Über die körpereigene Informationsautobahn – den Vagusnerv – steht das ENS in ständiger Kommunikation mit dem Gehirn in unserem Schädel. Und jetzt wird klar, dass all diese hin und her fließenden Signale unsere Entscheidungen, unsere Stimmung und unser allgemeines Wohlbefinden beeinflussen können.

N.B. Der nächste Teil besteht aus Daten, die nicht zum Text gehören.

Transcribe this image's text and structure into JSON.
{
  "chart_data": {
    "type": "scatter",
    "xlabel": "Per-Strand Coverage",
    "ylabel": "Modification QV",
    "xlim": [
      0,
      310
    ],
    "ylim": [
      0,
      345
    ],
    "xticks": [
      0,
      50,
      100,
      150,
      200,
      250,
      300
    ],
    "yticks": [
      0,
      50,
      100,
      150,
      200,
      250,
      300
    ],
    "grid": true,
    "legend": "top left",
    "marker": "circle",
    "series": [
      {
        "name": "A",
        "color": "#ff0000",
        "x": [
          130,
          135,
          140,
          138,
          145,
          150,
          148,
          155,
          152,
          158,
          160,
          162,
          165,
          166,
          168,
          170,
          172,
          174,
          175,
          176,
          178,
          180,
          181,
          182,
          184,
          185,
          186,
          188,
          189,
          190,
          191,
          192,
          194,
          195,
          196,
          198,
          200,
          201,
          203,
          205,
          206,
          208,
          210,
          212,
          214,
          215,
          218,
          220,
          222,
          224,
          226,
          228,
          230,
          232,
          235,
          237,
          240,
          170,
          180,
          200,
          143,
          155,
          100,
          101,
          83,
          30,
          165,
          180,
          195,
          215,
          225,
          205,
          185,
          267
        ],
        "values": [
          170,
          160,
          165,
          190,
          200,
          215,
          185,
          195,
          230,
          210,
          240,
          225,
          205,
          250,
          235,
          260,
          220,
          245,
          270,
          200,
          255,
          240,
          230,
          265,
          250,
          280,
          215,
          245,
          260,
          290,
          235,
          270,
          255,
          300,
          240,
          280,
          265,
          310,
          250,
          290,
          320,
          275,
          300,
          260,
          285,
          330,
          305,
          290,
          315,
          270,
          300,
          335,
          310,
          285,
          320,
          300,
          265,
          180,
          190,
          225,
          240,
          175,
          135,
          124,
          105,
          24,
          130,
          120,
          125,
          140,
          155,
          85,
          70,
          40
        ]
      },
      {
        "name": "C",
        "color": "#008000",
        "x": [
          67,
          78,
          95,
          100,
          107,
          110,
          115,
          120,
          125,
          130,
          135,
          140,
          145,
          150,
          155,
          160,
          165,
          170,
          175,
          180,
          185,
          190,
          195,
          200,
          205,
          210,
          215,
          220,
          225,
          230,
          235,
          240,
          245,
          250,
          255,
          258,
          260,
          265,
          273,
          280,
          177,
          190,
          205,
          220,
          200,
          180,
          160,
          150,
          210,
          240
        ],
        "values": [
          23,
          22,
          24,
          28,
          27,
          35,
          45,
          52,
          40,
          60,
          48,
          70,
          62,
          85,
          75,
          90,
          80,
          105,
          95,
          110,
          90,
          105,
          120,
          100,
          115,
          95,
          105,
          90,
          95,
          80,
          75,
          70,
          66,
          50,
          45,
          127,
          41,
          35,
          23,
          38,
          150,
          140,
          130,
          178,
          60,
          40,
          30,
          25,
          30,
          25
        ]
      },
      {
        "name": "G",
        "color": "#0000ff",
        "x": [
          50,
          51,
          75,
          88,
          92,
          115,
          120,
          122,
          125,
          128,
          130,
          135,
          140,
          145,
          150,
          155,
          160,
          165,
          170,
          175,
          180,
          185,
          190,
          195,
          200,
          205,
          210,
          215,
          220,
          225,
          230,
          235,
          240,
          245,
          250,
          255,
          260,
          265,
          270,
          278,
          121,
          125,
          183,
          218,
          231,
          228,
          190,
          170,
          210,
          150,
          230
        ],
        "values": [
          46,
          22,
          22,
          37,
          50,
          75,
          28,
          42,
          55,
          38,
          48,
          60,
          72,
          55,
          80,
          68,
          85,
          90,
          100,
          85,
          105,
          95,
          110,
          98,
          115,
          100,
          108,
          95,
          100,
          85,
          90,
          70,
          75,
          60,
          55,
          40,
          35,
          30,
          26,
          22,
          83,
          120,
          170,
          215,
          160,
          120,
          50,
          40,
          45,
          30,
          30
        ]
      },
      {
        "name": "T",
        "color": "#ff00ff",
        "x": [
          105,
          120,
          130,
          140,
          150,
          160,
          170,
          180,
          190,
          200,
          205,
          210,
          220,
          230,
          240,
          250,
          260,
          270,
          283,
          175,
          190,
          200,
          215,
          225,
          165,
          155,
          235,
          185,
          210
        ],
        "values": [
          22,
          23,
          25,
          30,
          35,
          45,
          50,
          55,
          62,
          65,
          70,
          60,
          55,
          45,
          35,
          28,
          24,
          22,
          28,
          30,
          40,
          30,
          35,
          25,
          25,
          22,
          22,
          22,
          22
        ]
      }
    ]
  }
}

„Ihr Darm hat Fähigkeiten, die alle Ihre anderen Organe übertreffen und sogar Ihrem Gehirn Konkurrenz machen“, sagt Dr. Emeran Mayer, ENS-Spezialist von der University of California, Los Angeles, Autor von The Mind-Gut Connection ein Bericht über die Wissenschaft der ENS. „Dieses zweite Gehirn besteht aus 50-100 Millionen Nervenzellen, so viele wie in Ihrem Rückenmark enthalten sind.“
Forscher auf der ganzen Welt versuchen nun, die Auswirkungen zu untersuchen. Die Ergebnisse zeigen die Schlüsselrolle des ENS im Gesundheitsalltag – und auch, was passiert, wenn es ausfällt. Es zeichnen sich Verbindungen zwischen dem ENS und einer Vielzahl von Erkrankungen ab, die von Fettleibigkeit und klinischer Depression bis hin zu rheumatoider Arthritis und sogar der Parkinson-Krankheit reichen.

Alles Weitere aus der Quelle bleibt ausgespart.